In 2010, malaria killed 655,000 people worldwide. The disease is caused by five different species of Plasmodium, a parasite that lives in the gut of its primary host, the mosquito, but the deadliest form of malaria comes from being bitten by a mosquito carrying the species Plasmodium falciparum.

New drugs to combat malaria are desperately needed: not only is P. falciparum responsible for the most severe form of malaria, it is endemic in areas populated by about 40% of the people in the world, and drugs that used to work are losing their effectiveness, partly because counterfeiting has led to widespread resistance. 

In a biology lab at Washington University, researchers took six years and more to uncover the structure and function of the protein, an enzyme called PMT (short for phosphoethanolamine methyltransferase). 

In previous work they had already established that the enzyme's job is to add methyl groups to a starting molecule called phosophoethanolamine that is involved in making the cell membranes.

And even though there are similar proteins in other organisms, humans don't have it. 

These features make it an ideal target for developing new anti-malaria drugs.

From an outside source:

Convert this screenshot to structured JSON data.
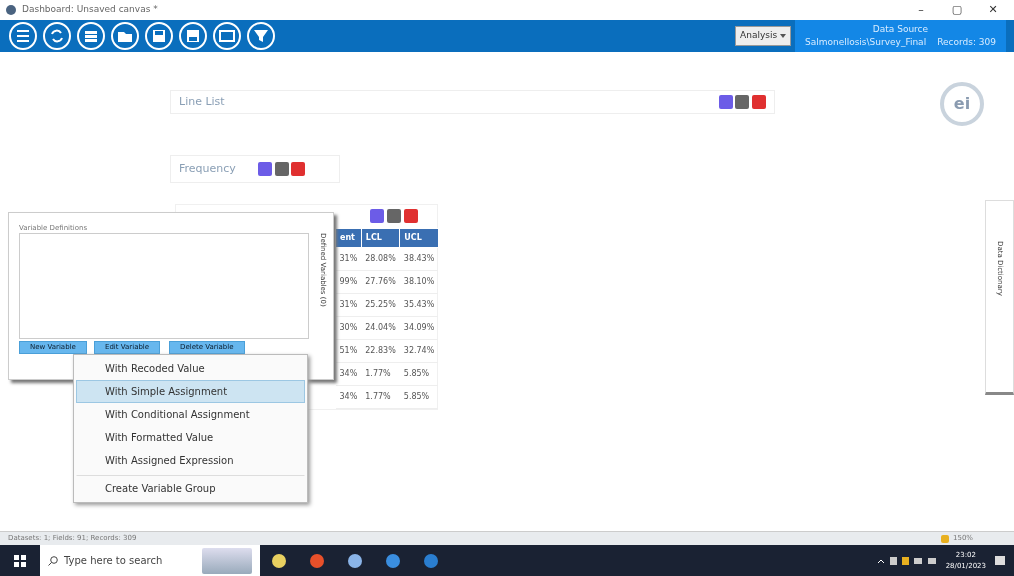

Senior author Dr Joseph M. Jez, associate professor of biology in Arts & Sciences, told the press:

"What my lab does is crystallize proteins so that we can see what they look like in three dimensions."

"The idea is that if we know a protein's structure, it will be easier to design chemicals that would target the protein's active site and shut it down," he added.

The researchers have perfected an interesting way to crystallize a protein. They put a solution of a salt or something else that can dry out the protein at the bottom of a small well. Then, as Jez explains: "we put a drop of our liquid protein on a microscope cover slip and flip it over the top of the well, so the drop of protein is hanging upside down in the well".

This helps to slowly withdraw water from the protein, rather like making rock candy, except in the case of candy it's the string hanging into the jar of sugar solution that helps to withdraw water.

There is also another difference: in making rock candy, the sugar is not reluctant to form crystals, but in this process, the protein is highly reluctant.